In global macro and general news – The U.S. and Canada have reached agreement on a revised trade deal as part of attempts to revamp the North American Free Trade Agreement and keep it as a trilateral bloc following a previous agreement with Mexico. The news came just ahead of the Sunday midnight deadline which kept them working throughout the weekend. We understand the deal will improve American access to 3.5% Canada’s US$ 16 billion dairy market. Whilst retaining a dispute resolution mechanism favored by Canada. Then a side letter will largely shield Canada from the risk of possible U.S. auto tariffs up to 2.6 million passenger vehicles with pickup trucks entirely exempt. 

This means that the U.S. is likely to pursue similar type arrangements with the EU; Japan and South Korea. Seeking concessions in return for a promise not to impose tariffs on car imports from those countries up to a certain quota. However, it tells us little how any future negotiations with the Chinese may be approached as the nature of that dispute is very different. 

The Chinese official manufacturing purchasing managers index (PMI) decelerated to 50.8 in September versus 51.3 in August. New export orders in the official PMI report fell to 48 marking the fourth month of contraction and the lowest level seen since 2016. Meanwhile the private sector Caixin reading decelerated to 50 vs. a reading of 50.6 in the previous month. All of this shows that the manufacturing sector is slowing driven by lower export demands. Which of course can be directly traced to the U.S. tariffs. The only good news was the fact that the official non-manufacturing PMI accelerated to 54.9 as the service sector continues to do well.

 

HCMC – The VN index fell today as turnover narrowed to VND 5,877.59 billion or US$ 252.85 million. The index lost 0.42% and closed at 1012.88. 122 stocks up while 178 stocks down. And 11 stocks went to the ceiling while 9 stocks dropped to the floor. Foreigners accounted for 13.71% of the buying value and 12.19% of the selling value.

 

Foreign buying fell in actual terms and also in percentage terms. While foreign selling also fell further in actual terms and also in percentage terms. Foreigners turned net buyers to the tune of VND 88.85 billion worth of shares in HCMC. And we saw twenty nine transactions in the put through market today.

 

Foreigners were active buyers of VNM; HPG; STB; DXG and VRE. They also actively sold VNM; MSN; VIC; VRE and DXG. The put through market was more active today with four enormous; three jumbo; six large and some medium sized & smaller deals accounting for 15.59% of total turnover.
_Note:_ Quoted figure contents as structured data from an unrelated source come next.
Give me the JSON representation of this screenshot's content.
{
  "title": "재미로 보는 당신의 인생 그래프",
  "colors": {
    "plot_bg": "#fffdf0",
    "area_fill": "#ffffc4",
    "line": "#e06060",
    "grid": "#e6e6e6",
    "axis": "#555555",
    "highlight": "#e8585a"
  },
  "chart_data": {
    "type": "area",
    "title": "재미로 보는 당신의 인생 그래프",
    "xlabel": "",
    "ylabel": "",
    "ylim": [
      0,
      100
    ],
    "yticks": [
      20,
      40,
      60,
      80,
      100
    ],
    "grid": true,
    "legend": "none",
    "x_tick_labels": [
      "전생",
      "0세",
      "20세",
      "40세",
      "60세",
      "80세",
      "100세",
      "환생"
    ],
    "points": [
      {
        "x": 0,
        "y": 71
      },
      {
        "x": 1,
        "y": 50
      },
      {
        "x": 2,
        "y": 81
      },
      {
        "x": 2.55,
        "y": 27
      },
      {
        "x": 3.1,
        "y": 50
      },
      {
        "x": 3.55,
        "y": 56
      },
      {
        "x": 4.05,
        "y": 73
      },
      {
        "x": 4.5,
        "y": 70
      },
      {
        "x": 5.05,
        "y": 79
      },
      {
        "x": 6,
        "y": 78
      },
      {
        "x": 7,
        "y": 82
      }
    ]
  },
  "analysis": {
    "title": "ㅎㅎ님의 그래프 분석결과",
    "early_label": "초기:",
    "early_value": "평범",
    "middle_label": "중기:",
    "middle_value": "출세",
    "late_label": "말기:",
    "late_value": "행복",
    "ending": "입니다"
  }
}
We saw 6,680,000 shares of ROS; 1,216,160 shares of VNM; 2,679,810 shares of PAN; 4,751,210 shares of CMG and 522,512 shares of NVL going through. Foreigners were less active in the put through session in the VNM & DXG deals and then five other smaller deals today in the market.
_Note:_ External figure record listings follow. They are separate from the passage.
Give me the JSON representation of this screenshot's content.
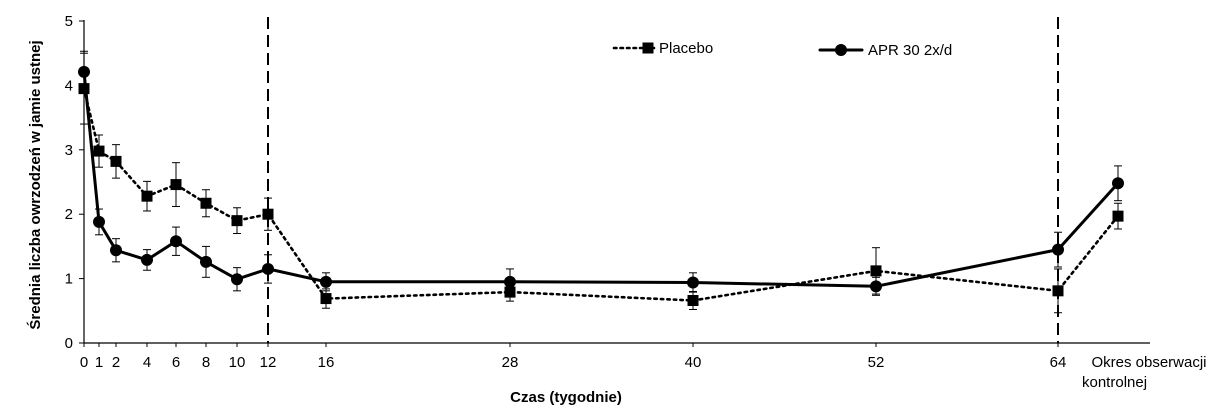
{
  "chart_data": {
    "type": "line",
    "title": "",
    "xlabel": "Czas (tygodnie)",
    "ylabel": "Średnia liczba owrzodzeń w jamie ustnej",
    "ylim": [
      0,
      5
    ],
    "yticks": [
      "0",
      "1",
      "2",
      "3",
      "4",
      "5"
    ],
    "x_ticks": [
      "0",
      "1",
      "2",
      "4",
      "6",
      "8",
      "10",
      "12",
      "16",
      "28",
      "40",
      "52",
      "64"
    ],
    "x_extra_label": [
      "Okres obserwacji",
      "kontrolnej"
    ],
    "reference_lines": [
      "12",
      "64"
    ],
    "grid": false,
    "legend_position": "top-right",
    "categories": [
      "0",
      "1",
      "2",
      "4",
      "6",
      "8",
      "10",
      "12",
      "16",
      "28",
      "40",
      "52",
      "64",
      "Okres obserwacji kontrolnej"
    ],
    "series": [
      {
        "name": "Placebo",
        "style": "dotted",
        "marker": "square",
        "color": "#000000",
        "values": [
          3.95,
          2.98,
          2.82,
          2.28,
          2.46,
          2.17,
          1.9,
          2.0,
          0.69,
          0.79,
          0.66,
          1.12,
          0.81,
          1.97
        ],
        "errors": [
          0.55,
          0.25,
          0.26,
          0.23,
          0.34,
          0.21,
          0.2,
          0.25,
          0.15,
          0.14,
          0.14,
          0.36,
          0.34,
          0.2
        ]
      },
      {
        "name": "APR 30 2x/d",
        "style": "solid",
        "marker": "circle",
        "color": "#000000",
        "values": [
          4.21,
          1.88,
          1.44,
          1.29,
          1.58,
          1.26,
          0.99,
          1.15,
          0.95,
          0.95,
          0.94,
          0.88,
          1.45,
          2.48
        ],
        "errors": [
          0.32,
          0.2,
          0.18,
          0.16,
          0.22,
          0.24,
          0.18,
          0.22,
          0.14,
          0.2,
          0.15,
          0.14,
          0.27,
          0.27
        ]
      }
    ]
  }
}
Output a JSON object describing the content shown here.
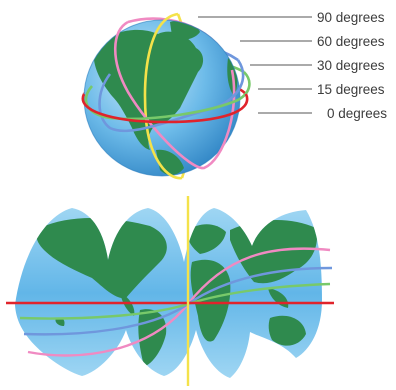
{
  "labels": {
    "deg90": "90 degrees",
    "deg60": "60 degrees",
    "deg30": "30 degrees",
    "deg15": "15 degrees",
    "deg0": "0 degrees"
  },
  "colors": {
    "ocean": "#5fb3e6",
    "ocean_light": "#bfe4f7",
    "land": "#2f8a4e",
    "orbit_90": "#f4e24a",
    "orbit_60": "#f08ac2",
    "orbit_30": "#6f97dd",
    "orbit_15": "#78c96a",
    "orbit_0": "#e0232b",
    "leader_line": "#555555"
  }
}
E1VFVN30 was up 0.49% today closing at VND 16,450.

Hanoi – The Hanoi market went down today while turnover came to VND 788.74 billion or US$ 33.93 million. The HN index was down 0.65% to close at 115.52. 74 stocks up while 94 stocks down. And 14 stocks went to the ceiling while 11 stocks dropped to the floor. Foreigners accounted for 0.93% of the buying value and 2.68% of the selling value.

Foreigners were net sellers to the tune of VND 13.80 billion worth of shares. And we saw fifteen medium and small sized deals today during more active put through session in Hanoi accounting for 3.63% of total turnover.

We saw 1,337,900 shares of VC3; 267,389 shares of SHB and 30,000 shares of PGS along with some smaller transactions in the put through market today.